To use hiprtc functionality, hiprtc header needs to be included first. #include <hip/hiprtc.h>

Kernels can be stored in a string:

static constexpr auto kernel {
R"(
    extern "C"
    __global__ void gpu_kernel(...) {
        // Kernel Functionality
    }
)"};

Now to compile this kernel, it needs to be associated with hiprtcProgram type, which is done via declaring hiprtcProgram prog; and associating the string of kernel with this program:

hiprtcCreateProgram(&prog,                 // hiprtc program
                    kernel,                // kernel string
                    "gpu_kernel.cu",       // Name of the file
                    num_headers,           // Number of headers
                    &header_sources[0],    // Header sources
                    &header_names[0]);     // Name of header files

hiprtcCreateProgram API also allows you to add headers which can be included in your rtc program. For online compilation, the compiler pre-defines HIP device API functions, HIP specific types and macros for device compilation, but does not include standard C/C++ headers by default. Users can only include header files provided to hiprtcCreateProgram.

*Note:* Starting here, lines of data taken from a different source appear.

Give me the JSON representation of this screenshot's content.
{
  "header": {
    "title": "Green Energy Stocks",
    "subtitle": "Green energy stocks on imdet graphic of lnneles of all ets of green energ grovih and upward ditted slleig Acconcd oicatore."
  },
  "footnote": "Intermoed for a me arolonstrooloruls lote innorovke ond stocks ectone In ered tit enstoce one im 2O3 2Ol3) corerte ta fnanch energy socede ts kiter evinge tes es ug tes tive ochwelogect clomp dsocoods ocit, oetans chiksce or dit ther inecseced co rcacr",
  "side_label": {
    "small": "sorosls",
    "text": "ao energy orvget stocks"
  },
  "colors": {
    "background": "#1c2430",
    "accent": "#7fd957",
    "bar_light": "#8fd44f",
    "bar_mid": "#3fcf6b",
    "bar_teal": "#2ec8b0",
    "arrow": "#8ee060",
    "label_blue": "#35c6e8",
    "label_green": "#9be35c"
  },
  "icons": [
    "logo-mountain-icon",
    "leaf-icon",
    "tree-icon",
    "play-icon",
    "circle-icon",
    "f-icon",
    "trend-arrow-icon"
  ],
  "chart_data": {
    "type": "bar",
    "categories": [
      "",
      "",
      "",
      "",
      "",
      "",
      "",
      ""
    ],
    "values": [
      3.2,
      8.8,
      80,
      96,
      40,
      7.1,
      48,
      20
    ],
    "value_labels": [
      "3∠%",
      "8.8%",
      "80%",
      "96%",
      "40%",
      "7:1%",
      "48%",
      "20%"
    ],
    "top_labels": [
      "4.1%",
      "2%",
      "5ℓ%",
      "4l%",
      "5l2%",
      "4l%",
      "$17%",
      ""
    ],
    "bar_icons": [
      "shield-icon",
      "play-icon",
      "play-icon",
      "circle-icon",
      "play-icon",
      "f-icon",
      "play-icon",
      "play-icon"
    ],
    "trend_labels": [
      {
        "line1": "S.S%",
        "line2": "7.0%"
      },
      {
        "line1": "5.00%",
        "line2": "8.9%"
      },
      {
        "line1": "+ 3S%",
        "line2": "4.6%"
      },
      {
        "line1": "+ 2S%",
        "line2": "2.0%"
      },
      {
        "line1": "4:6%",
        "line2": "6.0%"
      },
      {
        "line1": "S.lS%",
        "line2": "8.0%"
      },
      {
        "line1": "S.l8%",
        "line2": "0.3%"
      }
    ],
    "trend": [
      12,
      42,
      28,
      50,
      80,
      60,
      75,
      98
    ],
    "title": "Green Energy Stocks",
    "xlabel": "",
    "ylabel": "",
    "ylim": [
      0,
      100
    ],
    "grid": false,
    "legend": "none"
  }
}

After associating the kernel string with hiprtcProgram, you can now compile this program using:

hiprtcCompileProgram(prog,     // hiprtcProgram
                    0,         // Number of options
                    options);  // Clang Options [Supported Clang Options](clang_options.md)

hiprtcCompileProgram returns a status value which can be converted to string via hiprtcGetErrorString. If compilation is successful, hiprtcCompileProgram will return HIPRTC_SUCCESS.

If the compilation fails, you can look up the logs via:

size_t logSize;
hiprtcGetProgramLogSize(prog, &logSize);

if (logSize) {
  string log(logSize, '\0');
  hiprtcGetProgramLog(prog, &log[0]);
  // Corrective action with logs
}

If the compilation is successful, you can load the compiled binary in a local variable.

size_t codeSize;
hiprtcGetCodeSize(prog, &codeSize);

vector<char> kernel_binary(codeSize);
hiprtcGetCode(kernel_binary, code.data());

After loading the binary, hiprtcProgram can be destroyed. hiprtcDestroyProgram(&prog);

The binary present in kernel_binary can now be loaded via hipModuleLoadData API.

hipModule_t module;
hipFunction_t kernel;

hipModuleLoadData(&module, kernel_binary.data());
hipModuleGetFunction(&kernel, module, "gpu_kernel");

And now this kernel can be launched via hipModule APIs.

Please have a look at saxpy.cpp and hiprtcGetLoweredName.cpp files for a detailed example.

HIPRTC specific options

HIPRTC provides a few hiprtc specific flags

  • --gpu-architecture : This flag can guide the code object generation for a specific gpu arch. Example: --gpu-architecture=gfx906:sramecc+:xnack-, its equivalent to --offload-arch.

Deprecation notice

Users will be required to link to libhiprtc.so/libhiprtc.dll in future releases. Currently all symbols are present in libhipamd64.so/libhipamd64.dll and there is a plan in action to separate HIPRTC APIs from HIP APIs.